Read individual rule files for detailed explanations and code examples:

```
rules/react-one-component-per-file.md
rules/react-one-hook-per-file.md
rules/react-client-vs-server.md
rules/zustand-store-organization.md
rules/zustand-modal-pattern.md
```

Each rule file contains:

- Brief explanation of why it matters
- Code examples (correct and incorrect patterns)
- Additional context and best practices

Overview

This skill enforces component, hook, and Zustand store structure rules for scalable React and Next.js projects. It provides clear constraints: one component per .tsx file, one hook per hook file, extraction of helpers/types, and focused Zustand stores for global UI state. Use it to guide refactors and to standardize patterns across a codebase.

How this skill works

The skill inspects file organization and patterns: component and hook file exports, presence of inline helpers or types, and Zustand store boundaries. It checks for single exports per file, recommends extracting utilities and types, and validates store responsibilities and selector usage to avoid unnecessary re-renders.
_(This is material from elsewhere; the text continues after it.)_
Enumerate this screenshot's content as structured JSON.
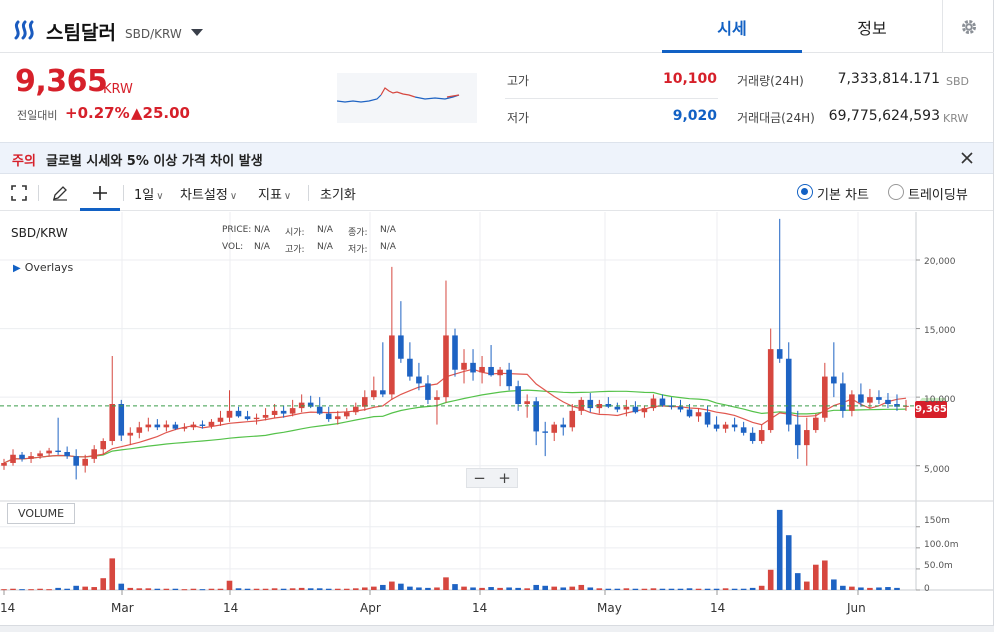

It flags client/server boundary misuses and enforces modal visibility comes from stores rather than props.

When to use it

  • Writing or refactoring .tsx components
  • Extracting or creating hooks under hooks/<area>/useXxx.ts
  • Implementing global UI state such as modals or progress indicators
  • Avoiding prop drilling and setting up cross-component communication
  • Deciding client vs server components in Next.js app router

Best practices

  • One exported component per file; keep files small and focused
  • One exported hook per hook file; move helpers to utils/ and types to types/
  • Create one Zustand store per domain and split stores when they grow
  • Use selectors (useStore(s => s.value)) to minimize re-renders and only read needed slices
  • Define actions inside the store and read modal visibility from store state, not props
  • Prefer server components for large static subtrees; opt into 'use client' only where required

Example use cases

  • Refactor a page with deep prop drilling into a uiStore for modal and toast state
  • Extract a heavyweight component into a folder namespace with inner child components each in its own file
  • Move inline helper functions into utils/ and types into a shared types/ folder during cleanup
  • Create a workspaceStore to share selection and filters between panels without lifting state
  • Implement a modal system where open/close state and actions live in zustand store, consumed by modal components

FAQ

Why one component per file?

Single-export files simplify imports, improve ownership, and make testing and tree-shaking more predictable.

When should I split a store?

Split a store when it grows beyond a clear domain boundary or when unrelated slices cause frequent unrelated re-renders; use focused stores and selectors.